Like other AIDS patients in Egypt, he declined to be named for fear of being ostracised by a mostly conservative society where strict cultural taboos frown on premarital sex.

"My own family is scared of me," said the man, his eyes bloodshot and skin a sickly yellow. He said he has difficulty walking. "When I walk from here to the door I get exhausted."

Health officials in the mainly-Moslem country say they have made progress in breaking the social stigma of the Acquired Immune Deficiency Syndrome (AIDS) but still have a long way to go.

"We protect them (AIDS patients) from society, because AIDS carries a stigma with it," said Dr Al-Said Aoun, the health ministry's under-secretary of preventive affairs.

Since 1986, 655 of Egypt's more than 60 million people have been diagnosed with HIV and 360 of them have died.

While the number of cases is not described as epidemic, the Health Ministry and the World Health Organisation (WHO) still fear numbers may grow.

Among the problems is a strong social barrier to talking openly about sexual transmission of the virus which causes AIDS.

Aoun said many Egyptians tend to think AIDS patients are sexually deviant. "We give AIDS patients and their families counselling," he said.

AIDS EDUCATION COUCHED IN RELIGION

The virus which causes AIDS is spread most commonly by sexual contact with an infected partner. It is also spread through contact with infected blood.

A Health Ministry report recognised that AIDS was a public health threat in Egypt because of aggravating local factors.

These include the high prevalence of populations with blood and renal disorders who need multiple transfusions. Egypt is also an important tourist, academic and economic centre in the Middle East, it noted.

Health officials said they are taking preventive measures.

Blood is screened thoroughly and only disposable syringes are used. Condoms are available in pharmacies.

Educating people against the risk of sexual transmission is more difficult.

The manager of Egypt's National AIDS Control Programme, Dr Nasr El-Sayyed, said that most of the education about sexual transmission of HIV is conveyed through religion.

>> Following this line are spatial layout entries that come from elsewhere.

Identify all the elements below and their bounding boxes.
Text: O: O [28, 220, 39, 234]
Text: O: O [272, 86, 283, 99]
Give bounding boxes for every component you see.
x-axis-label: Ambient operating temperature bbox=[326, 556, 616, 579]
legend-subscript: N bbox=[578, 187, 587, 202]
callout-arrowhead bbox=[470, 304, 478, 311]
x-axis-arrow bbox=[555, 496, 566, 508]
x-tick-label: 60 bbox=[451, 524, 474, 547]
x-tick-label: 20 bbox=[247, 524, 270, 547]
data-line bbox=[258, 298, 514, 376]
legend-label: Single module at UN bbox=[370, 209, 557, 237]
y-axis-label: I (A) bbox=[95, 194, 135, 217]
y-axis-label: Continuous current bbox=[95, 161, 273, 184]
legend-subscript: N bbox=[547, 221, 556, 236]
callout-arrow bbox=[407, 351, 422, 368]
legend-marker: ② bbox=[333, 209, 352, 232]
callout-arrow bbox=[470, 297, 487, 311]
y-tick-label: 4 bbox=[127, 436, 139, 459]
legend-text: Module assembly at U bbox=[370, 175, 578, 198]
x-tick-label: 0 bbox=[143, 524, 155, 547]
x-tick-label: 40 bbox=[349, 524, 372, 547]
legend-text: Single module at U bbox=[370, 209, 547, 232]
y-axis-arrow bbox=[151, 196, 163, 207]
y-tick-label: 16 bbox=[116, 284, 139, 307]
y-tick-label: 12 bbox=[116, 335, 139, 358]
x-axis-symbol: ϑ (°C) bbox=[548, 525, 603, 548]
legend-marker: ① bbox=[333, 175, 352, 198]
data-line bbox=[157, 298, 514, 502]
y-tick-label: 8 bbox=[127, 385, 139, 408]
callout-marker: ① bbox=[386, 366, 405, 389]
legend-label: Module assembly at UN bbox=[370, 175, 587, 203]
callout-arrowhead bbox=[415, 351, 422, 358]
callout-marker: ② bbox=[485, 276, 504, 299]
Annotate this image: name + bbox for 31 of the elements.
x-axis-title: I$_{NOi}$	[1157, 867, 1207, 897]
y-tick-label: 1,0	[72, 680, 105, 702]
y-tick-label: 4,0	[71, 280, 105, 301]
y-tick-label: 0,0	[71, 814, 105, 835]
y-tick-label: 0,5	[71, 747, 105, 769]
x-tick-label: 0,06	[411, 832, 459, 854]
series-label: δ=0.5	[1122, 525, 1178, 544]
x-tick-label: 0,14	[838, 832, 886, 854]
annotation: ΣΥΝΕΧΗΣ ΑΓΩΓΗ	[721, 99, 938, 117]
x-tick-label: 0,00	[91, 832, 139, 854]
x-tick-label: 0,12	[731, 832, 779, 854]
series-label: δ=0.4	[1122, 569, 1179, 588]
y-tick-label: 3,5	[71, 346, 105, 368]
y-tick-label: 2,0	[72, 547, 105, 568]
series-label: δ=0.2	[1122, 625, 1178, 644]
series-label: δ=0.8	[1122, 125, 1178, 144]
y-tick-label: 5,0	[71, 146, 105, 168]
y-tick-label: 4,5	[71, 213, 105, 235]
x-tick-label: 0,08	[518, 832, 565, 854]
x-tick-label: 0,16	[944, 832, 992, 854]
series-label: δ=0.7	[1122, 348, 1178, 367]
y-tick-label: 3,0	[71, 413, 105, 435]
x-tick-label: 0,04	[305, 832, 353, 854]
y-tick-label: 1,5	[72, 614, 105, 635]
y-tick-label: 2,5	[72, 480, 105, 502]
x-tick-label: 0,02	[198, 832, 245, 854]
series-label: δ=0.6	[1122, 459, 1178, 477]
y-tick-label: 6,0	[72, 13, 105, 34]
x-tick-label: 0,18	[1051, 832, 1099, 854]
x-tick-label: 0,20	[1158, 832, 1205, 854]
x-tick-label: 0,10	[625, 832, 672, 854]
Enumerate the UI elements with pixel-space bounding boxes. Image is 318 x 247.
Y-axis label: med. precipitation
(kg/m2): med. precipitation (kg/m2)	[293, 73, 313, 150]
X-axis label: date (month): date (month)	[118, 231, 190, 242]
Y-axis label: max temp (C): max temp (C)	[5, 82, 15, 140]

"The Islamic religion is the official religion. All youth awareness has to be through this frame," he said.

The Health Ministry urges people in its AIDS awareness booklet "A Message to Youth" to abstain from sex outside marriage.

"If you want to be safe...Don't have sex before marriage and don't have sex outside marriage," it says.

To make access to AIDS information easier, a hot-line was established in 1996 to give counselling and support.

"Egyptians are not aware enough of the seriousness of such a disease. They think they are far away from it," said psychiatrist Adel Sadek. "Religion is most effective with Egyptians because we're a religious society."

EGYPT'S AIDS PATIENTS OSTRACISED

Mohammad al-Khawashky, WHO representative in Egypt, said the country was considered a "risky zone" even though the number of cases was not epidemic. "AIDS is a taboo not only in Egypt, it is a taboo almost everywhere," he said.

Those words rang true for a 20-year-old haemophiliac student who got the virus through a blood transfusion 11 years ago.

He said his classmates teased him by telling jokes about AIDS when they found about his infection through a fellow student, whose father works in a local health unit.

Their teacher told the students it was impossible for him to have AIDS because patients die after a few months.

"I'm upset because they don't know that I'm a victim and contracted the disease through blood transfusion, not through drugs or illegitimate sexual relations," the student said.

He said he could not tell residents in his town about his infection. "If they knew, they would be scared of me and give me weird looks."

Sayyed says there has been a change of attitude in Egyptian society's acceptance of people with AIDS or HIV.

One patient wrote in the health ministry's AIDS awareness bulletin of the isolation that the disease has brought him.

"When you die, you find someone to mourn you. But when you get infected with the AIDS virus, even the closest person runs away."